Cette évocation de Spinoza, opposé à la doctrine de Schopenhauer, est surtout destinée à opposer une conception affirmative et heureuse du désir à une conception négatrice. Mais, dans cette perspective, il est également indispensable de se référer à la doctrine de Nietzsche : on sait que, malgré la fidèle admiration qu’il a longtemps exprimée à l’égard de Schopenhauer (jusqu’à la rupture avec Wagner; cf. Jean LefrancS, Nietzsche oppose sa conception affirmative de la vie au nihilisme « décadent » et ascétique de Schopenhauer. Et, comme Nietzsche se réclame lui-même de Spinoza (Le Gai Savoir; § 333 ; Ainsi parlait Zarathoustra, App. § 57 ; La Volonté de puissance, t. II, § 620, trad. Bianquis), nous restons situés dans le droit fil de la réflexion européenne sur le désir et le bonheur. La permanence de ce mouvement de la réflexion, mais aussi son sens constamment protestataire et novateur sont d’ailleurs exprimés par Nietzsche lui-même dans un aphorisme sur « Le Désir de souffrir » (Gai Savoir; § 56). Nietzsche oppose aux « millions de jeunes Européens » qui expriment manifestement « un désir de souffrir à tout prix », sa propre conception : « je vous demande pardon, mes amis, j’ai eu l’audace de crayonner, moi, mon bonheur ».

Le sens de la réflexion nietzschéenne semble donc bien résider dans une recherche du bonheur, et il est vraisemblable que l’immense influence de cette réflexion sur la pensée contemporaine soit obscurément due, en partie, à cette signification de la quête nietzschéenne. Pourtant, les commentateurs s’y réfèrent rarement et préfèrent éclairer les contenus du nihilisme de Nietzsche. La question reste ouverte mais elle nous impose la tâche de cerner de plus près la signification de cette doctrine.

Les références de Nietzsche à la recherche et à l’expérience du bonheur sont extrêmement vives et nombreuses, et ce sont elles qui donnent souvent aux ouvrages de Nietzsche cette tonalité joyeuse et dynamique qui marque à bon droit le lecteur lors d’une première lecture.

Dans La Volonté de puissance (t. II, § 556, on sait que le titre, ainsi que le plan de l’ouvrage sont l’œuvre de la sœur de Nietzsche, mais nul ne conteste que chacun des aphorismes ait été écrit par Nietzsche lui-même. Nietzsche se réfère au « dionysiaque » (concept qu’il avait introduit dès La Naissance de la tragédie) et le décrit comme « l’affirmation extasiée de l’existence ». Certes, il relie cette affirmation, opérée par la culture grecque, aux « tendances extrêmes, désordonnées, asiatiques » qui composaient le « sous-sol » de cette culture. Mais il évoque aussi la dimension universelle des « joies humaines les plus hautes et les plus nobles », ainsi que la « richesse débordante » des activités de l’esprit qui « se traduit nécessairement de façon sensible en un bonheur, en un jeu d’une rare délicatesse » (ibid., § 557).
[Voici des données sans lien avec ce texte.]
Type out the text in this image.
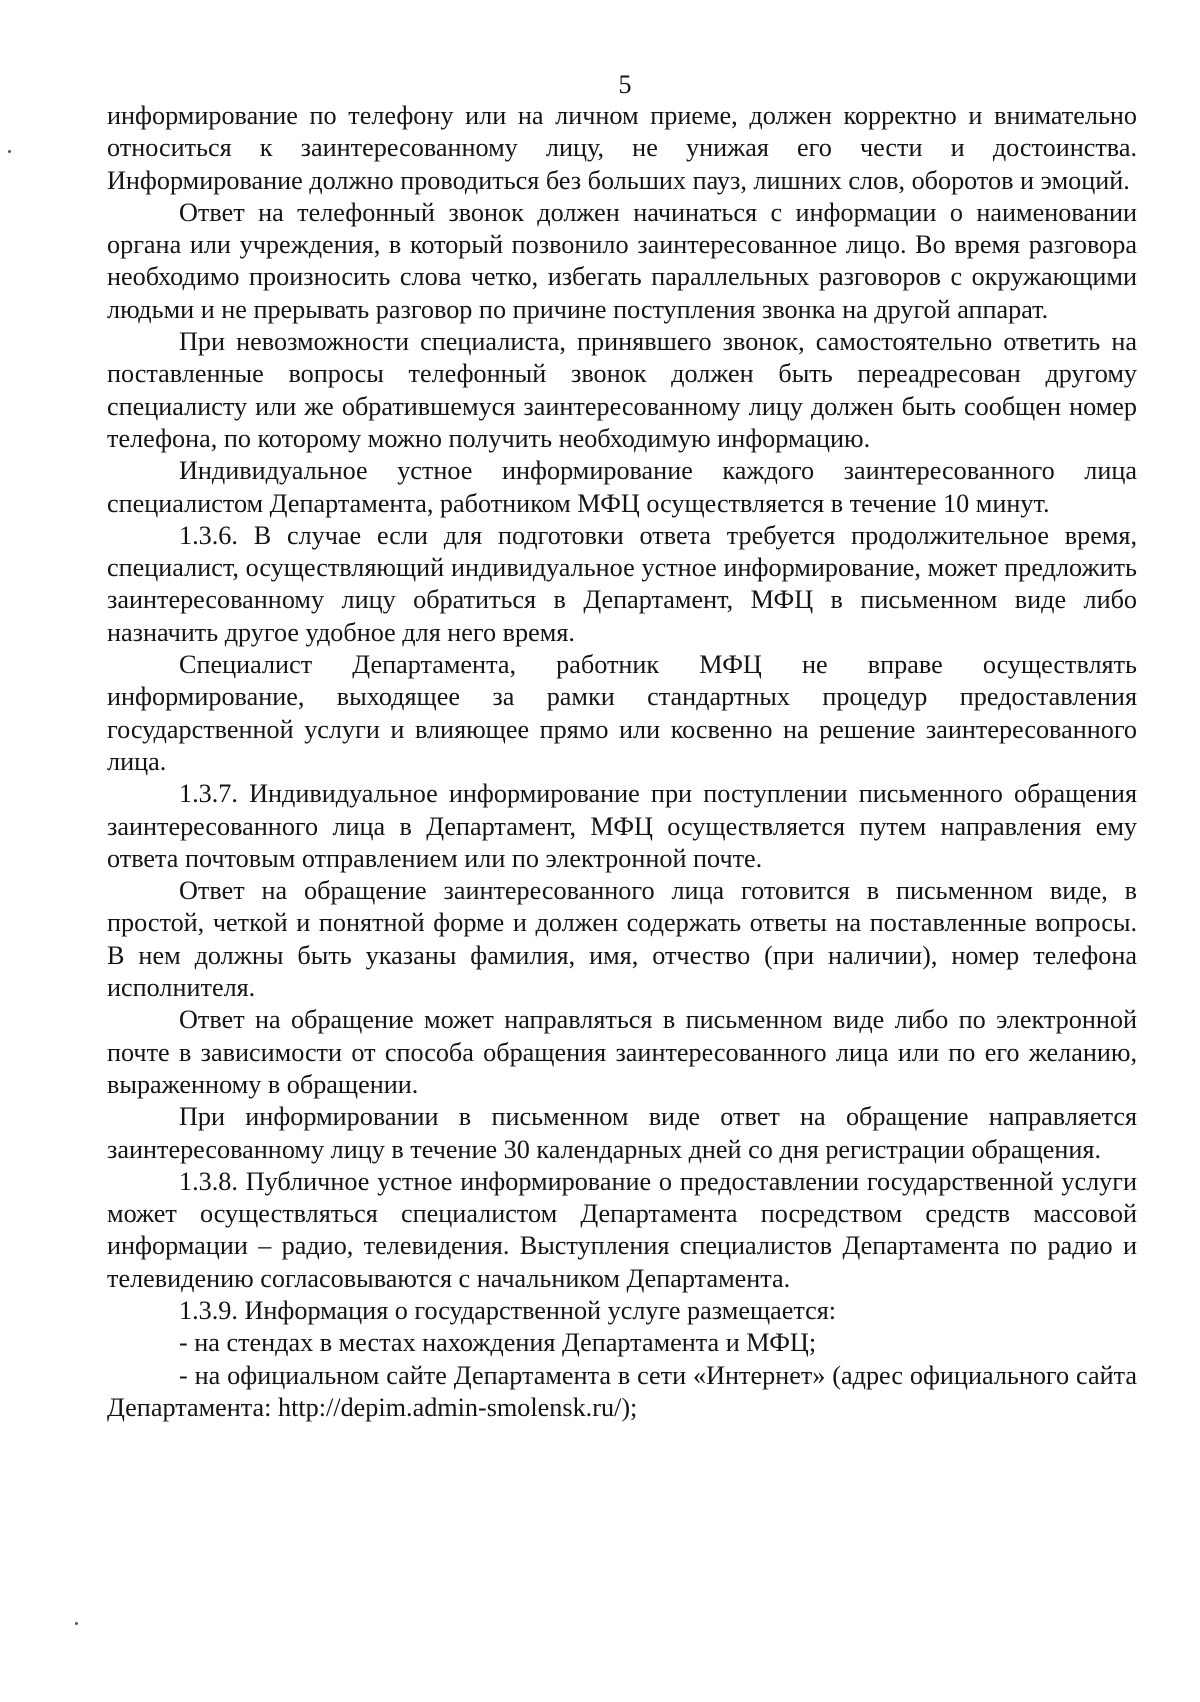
5

информирование по телефону или на личном приеме, должен корректно и внимательно относиться к заинтересованному лицу, не унижая его чести и достоинства. Информирование должно проводиться без больших пауз, лишних слов, оборотов и эмоций.

Ответ на телефонный звонок должен начинаться с информации о наименовании органа или учреждения, в который позвонило заинтересованное лицо. Во время разговора необходимо произносить слова четко, избегать параллельных разговоров с окружающими людьми и не прерывать разговор по причине поступления звонка на другой аппарат.

При невозможности специалиста, принявшего звонок, самостоятельно ответить на поставленные вопросы телефонный звонок должен быть переадресован другому специалисту или же обратившемуся заинтересованному лицу должен быть сообщен номер телефона, по которому можно получить необходимую информацию.

Индивидуальное устное информирование каждого заинтересованного лица специалистом Департамента, работником МФЦ осуществляется в течение 10 минут.

1.3.6. В случае если для подготовки ответа требуется продолжительное время, специалист, осуществляющий индивидуальное устное информирование, может предложить заинтересованному лицу обратиться в Департамент, МФЦ в письменном виде либо назначить другое удобное для него время.

Специалист Департамента, работник МФЦ не вправе осуществлять информирование, выходящее за рамки стандартных процедур предоставления государственной услуги и влияющее прямо или косвенно на решение заинтересованного лица.

1.3.7. Индивидуальное информирование при поступлении письменного обращения заинтересованного лица в Департамент, МФЦ осуществляется путем направления ему ответа почтовым отправлением или по электронной почте.

Ответ на обращение заинтересованного лица готовится в письменном виде, в простой, четкой и понятной форме и должен содержать ответы на поставленные вопросы. В нем должны быть указаны фамилия, имя, отчество (при наличии), номер телефона исполнителя.

Ответ на обращение может направляться в письменном виде либо по электронной почте в зависимости от способа обращения заинтересованного лица или по его желанию, выраженному в обращении.

При информировании в письменном виде ответ на обращение направляется заинтересованному лицу в течение 30 календарных дней со дня регистрации обращения.

1.3.8. Публичное устное информирование о предоставлении государственной услуги может осуществляться специалистом Департамента посредством средств массовой информации – радио, телевидения. Выступления специалистов Департамента по радио и телевидению согласовываются с начальником Департамента.

1.3.9. Информация о государственной услуге размещается:

- на стендах в местах нахождения Департамента и МФЦ;

- на официальном сайте Департамента в сети «Интернет» (адрес официального сайта Департамента: http://depim.admin-smolensk.ru/);
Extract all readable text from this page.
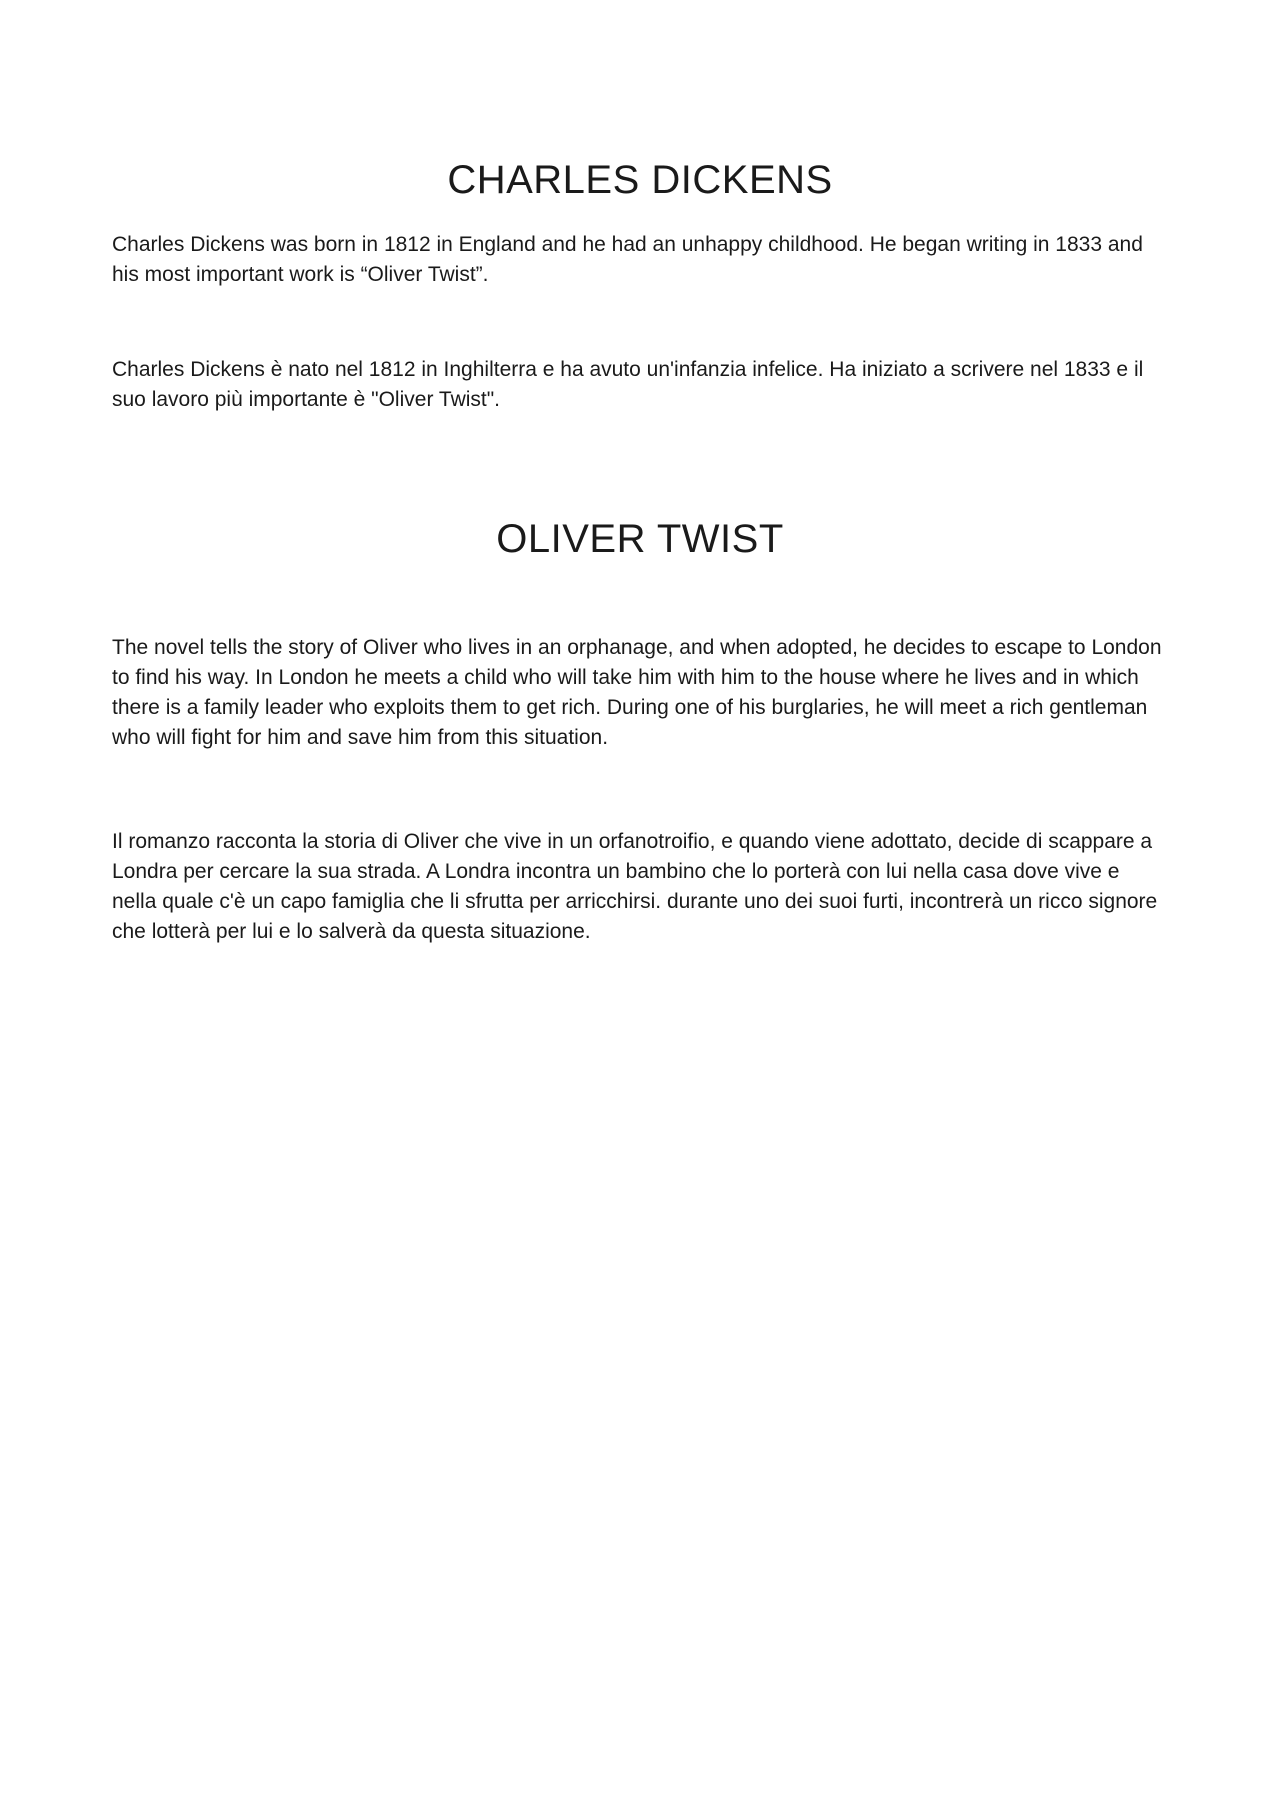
CHARLES DICKENS

Charles Dickens was born in 1812 in England and he had an unhappy childhood. He began writing in 1833 and his most important work is “Oliver Twist”.

Charles Dickens è nato nel 1812 in Inghilterra e ha avuto un'infanzia infelice. Ha iniziato a scrivere nel 1833 e il suo lavoro più importante è "Oliver Twist".

OLIVER TWIST

The novel tells the story of Oliver who lives in an orphanage, and when adopted, he decides to escape to London to find his way. In London he meets a child who will take him with him to the house where he lives and in which there is a family leader who exploits them to get rich. During one of his burglaries, he will meet a rich gentleman who will fight for him and save him from this situation.

Il romanzo racconta la storia di Oliver che vive in un orfanotroifio, e quando viene adottato, decide di scappare a Londra per cercare la sua strada. A Londra incontra un bambino che lo porterà con lui nella casa dove vive e nella quale c'è un capo famiglia che li sfrutta per arricchirsi. durante uno dei suoi furti, incontrerà un ricco signore che lotterà per lui e lo salverà da questa situazione.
De même, les références au bonheur sont extrêmement vives et nombreuses dans Le Gai Savoir : « le rire et la sagesse joyeuse » (§ 1) ; le bonheur qui ne construit pas de maison (§ 240) ; l’Amor fati, qui est l’amour du « grand affirmateur » que veut être Nietzsche (§ 276) ; « le bonheur d’Homère » et les êtres « écrasés par ce grand bonheur » (§ 302) ; « le bonheur d’un dieu plein de puissance et d’amour […] qui ne se sentirait jamais plus riche que quand le plus pauvre des pêcheurs ramerait lui-même avec une rame dorée ! Et ce bonheur divin serait […] l’humanité ! » (§ 337). Ce que Nietzsche revendique, à travers tous ces textes, c’est une « nouvelle santé, plus intrépide et plus gaie » ; il se veut en même temps « l’argonaute de l’idéal » (§ 382) et il conclut ce livre sur des poèmes. Le principal d’entre eux s’intitule Ô mon bonheur ! et il évoque « les arabesques d’or » d’une musique imminente, tandis que, dans le poème suivant, Nietzsche se réjouit : « Tout scintille pour moi d’une splendeur nouvelle » (§ 376).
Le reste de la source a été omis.